"To be very prosaic, then, how do you sense the 'turnover' or change in energy level of the lone electron of a hydrogen atom in interstellar space?"
"By deduction from whatever type of recording is made from a radiotelescope."
"You have no physical nerve endings to sense this directly?"
"Of course not."
"But you are quite sure, nevertheless, that so gross a creature as man may be aware of so slight an emission of energy?"
"Yes."
"And that what man can be aware of, God is also aware of?"
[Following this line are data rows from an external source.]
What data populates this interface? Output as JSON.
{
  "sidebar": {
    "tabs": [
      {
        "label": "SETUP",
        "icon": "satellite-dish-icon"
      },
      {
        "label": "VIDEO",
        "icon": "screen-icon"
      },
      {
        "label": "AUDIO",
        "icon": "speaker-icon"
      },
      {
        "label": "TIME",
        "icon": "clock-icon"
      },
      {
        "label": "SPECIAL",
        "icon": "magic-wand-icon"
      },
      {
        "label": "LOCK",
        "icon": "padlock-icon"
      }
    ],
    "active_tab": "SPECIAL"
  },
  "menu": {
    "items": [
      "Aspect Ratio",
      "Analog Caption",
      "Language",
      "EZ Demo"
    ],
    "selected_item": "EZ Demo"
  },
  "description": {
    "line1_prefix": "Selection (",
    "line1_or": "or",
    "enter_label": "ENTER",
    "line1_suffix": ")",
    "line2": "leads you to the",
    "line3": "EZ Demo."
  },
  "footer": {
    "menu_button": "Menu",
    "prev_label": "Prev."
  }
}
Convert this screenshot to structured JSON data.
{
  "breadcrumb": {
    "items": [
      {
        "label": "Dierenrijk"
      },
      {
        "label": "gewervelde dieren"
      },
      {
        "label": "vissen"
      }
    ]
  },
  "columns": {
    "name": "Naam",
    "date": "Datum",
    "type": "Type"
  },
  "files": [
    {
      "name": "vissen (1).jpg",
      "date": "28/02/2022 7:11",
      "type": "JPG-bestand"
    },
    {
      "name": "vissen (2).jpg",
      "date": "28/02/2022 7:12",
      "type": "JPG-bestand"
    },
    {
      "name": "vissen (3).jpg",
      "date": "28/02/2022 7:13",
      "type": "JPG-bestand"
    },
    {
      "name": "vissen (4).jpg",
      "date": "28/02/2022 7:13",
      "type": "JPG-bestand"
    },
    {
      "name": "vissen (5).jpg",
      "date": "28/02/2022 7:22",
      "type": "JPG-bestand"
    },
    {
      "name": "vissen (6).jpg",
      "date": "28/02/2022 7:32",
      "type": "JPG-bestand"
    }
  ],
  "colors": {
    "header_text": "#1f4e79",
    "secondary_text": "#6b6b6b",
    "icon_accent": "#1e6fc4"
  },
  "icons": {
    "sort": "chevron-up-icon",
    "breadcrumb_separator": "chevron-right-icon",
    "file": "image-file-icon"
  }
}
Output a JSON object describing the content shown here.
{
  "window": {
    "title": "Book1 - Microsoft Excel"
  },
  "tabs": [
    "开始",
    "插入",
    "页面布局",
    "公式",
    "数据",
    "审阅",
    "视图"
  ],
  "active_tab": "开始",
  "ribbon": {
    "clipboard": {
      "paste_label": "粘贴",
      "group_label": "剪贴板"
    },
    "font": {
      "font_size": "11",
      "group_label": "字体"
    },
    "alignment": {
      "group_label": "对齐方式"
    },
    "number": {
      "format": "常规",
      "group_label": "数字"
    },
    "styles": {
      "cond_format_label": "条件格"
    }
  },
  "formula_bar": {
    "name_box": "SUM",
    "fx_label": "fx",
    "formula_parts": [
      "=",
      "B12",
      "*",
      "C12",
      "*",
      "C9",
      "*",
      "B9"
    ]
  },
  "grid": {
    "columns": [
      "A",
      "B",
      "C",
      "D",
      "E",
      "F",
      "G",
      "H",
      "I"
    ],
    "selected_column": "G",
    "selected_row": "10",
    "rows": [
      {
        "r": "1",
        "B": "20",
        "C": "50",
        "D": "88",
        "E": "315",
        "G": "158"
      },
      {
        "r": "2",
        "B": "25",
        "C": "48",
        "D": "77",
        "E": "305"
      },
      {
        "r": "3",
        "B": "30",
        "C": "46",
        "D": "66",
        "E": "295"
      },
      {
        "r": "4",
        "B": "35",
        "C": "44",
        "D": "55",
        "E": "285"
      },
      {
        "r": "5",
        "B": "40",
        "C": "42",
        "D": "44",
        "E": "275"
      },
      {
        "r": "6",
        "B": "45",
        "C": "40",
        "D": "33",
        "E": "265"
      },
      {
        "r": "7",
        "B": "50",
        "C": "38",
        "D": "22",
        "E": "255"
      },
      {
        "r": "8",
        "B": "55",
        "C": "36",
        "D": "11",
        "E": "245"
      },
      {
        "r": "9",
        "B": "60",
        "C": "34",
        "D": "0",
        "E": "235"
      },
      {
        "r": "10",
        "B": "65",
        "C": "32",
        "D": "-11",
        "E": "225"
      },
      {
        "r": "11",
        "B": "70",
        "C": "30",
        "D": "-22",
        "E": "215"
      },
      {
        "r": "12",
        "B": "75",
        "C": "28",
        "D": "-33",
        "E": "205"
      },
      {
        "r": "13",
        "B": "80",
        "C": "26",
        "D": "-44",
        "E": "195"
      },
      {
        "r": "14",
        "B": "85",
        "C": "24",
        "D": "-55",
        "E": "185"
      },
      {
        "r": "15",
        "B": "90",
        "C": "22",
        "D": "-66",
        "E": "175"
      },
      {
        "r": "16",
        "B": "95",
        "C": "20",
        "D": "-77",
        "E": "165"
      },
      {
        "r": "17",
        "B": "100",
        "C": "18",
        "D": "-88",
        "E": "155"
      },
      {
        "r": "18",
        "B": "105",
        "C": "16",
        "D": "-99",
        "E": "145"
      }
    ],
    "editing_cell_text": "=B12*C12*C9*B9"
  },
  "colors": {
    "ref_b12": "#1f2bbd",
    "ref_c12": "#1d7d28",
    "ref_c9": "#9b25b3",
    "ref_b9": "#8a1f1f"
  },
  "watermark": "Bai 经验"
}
"It follows, if God is aware at all."
"If there is a God, then, there wouldn't be much chance that He didn't know about such gross creatures as the men of the Phoenix? Excuse me ... I've gone far afield. You said the radiotelescope. Well, a few other doctors and I have been working on an instrument to measure cellular action currents—in living cells, of course; and I had added an auxiliary component which was supposed to find out what became of certain suspected possible energy emissions not accounted for or required by chemical processes in the cell. Where there's smoke there's fire, you know ... and where there's energy there's apt to be more energy. And here was a nice piece of fresh dying tissue in beautiful condition.
"I put a tiny sliver into the infrascope just as a young child will put anything that comes his way into his mouth for analysis ... and I saw the scintillations on the plate which I knew signalled the ascent of the souls of the cells, the binding energies ... one flash for each dying cell body ... calculated later ... one quantum of binding energy, one soul!"